Although the Harris-Kaiser and the promax factor patterns are very similar, the graphical plots of the loadings from the two solutions paint slightly different pictures. The plot of the promax-rotated loadings is shown in Output 35.2.12, while the plot of the loadings for the current Harris-Kaiser solution is shown in Output 35.2.20.

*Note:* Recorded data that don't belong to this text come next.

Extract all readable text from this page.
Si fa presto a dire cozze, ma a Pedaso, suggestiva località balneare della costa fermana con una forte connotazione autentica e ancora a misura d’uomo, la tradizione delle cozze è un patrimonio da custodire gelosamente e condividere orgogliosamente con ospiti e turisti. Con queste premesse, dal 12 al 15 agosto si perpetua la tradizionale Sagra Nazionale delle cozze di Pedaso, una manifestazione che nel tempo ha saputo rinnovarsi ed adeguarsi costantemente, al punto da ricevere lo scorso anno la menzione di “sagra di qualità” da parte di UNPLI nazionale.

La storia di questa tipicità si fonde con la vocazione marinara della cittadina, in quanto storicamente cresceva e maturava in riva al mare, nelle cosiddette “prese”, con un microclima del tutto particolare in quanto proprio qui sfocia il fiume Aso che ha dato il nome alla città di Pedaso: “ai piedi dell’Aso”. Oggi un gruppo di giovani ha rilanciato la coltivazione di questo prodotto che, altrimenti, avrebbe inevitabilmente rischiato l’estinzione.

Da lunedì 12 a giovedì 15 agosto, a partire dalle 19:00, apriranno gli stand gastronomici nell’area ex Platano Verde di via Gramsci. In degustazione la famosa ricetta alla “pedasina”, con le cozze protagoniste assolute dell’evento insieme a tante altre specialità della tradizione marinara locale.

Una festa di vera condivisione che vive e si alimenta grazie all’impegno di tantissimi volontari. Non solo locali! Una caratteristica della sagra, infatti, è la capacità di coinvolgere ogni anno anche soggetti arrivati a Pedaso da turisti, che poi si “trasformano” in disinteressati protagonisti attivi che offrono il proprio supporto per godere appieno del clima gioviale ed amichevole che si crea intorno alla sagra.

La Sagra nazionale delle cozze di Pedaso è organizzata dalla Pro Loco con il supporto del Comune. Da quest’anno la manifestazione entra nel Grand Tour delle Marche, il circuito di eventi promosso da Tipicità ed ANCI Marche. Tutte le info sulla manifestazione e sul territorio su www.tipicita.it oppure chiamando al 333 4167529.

The two factor axes in the Harris-Kaiser rotated pattern (Output 35.2.20) clearly cut through the centers of the two variable clusters, while the Factor 1
axis in the promax solution lies above a variable cluster (Output 35.2.12). The reason for this subtle difference is that in the Harris-Kaiser rotation, the Services
is a “loner” that has been downweighted by the Cureton-Mulaik technique (see its relatively small weight in Output 35.2.18). As a result, the rotated axes are basically determined by the two variable clusters in the Harris-Kaiser rotation.
As far as the current discussion goes, it is not recommending one rotation method over another. Rather, it simply illustrates how you could control certain types of characteristics of factor rotation through the many options supported by PROC FACTOR. Should you prefer an orthogonal rotation to an oblique rotation? Should you choose the oblique factor solution with the smallest factor correlations? Should you use a weighting scheme that would enable you to find independent variable clusters? While PROC FACTOR enables you to explore all these alternatives, you must consult advanced textbooks and published articles to get satisfactory and complete answers to these questions.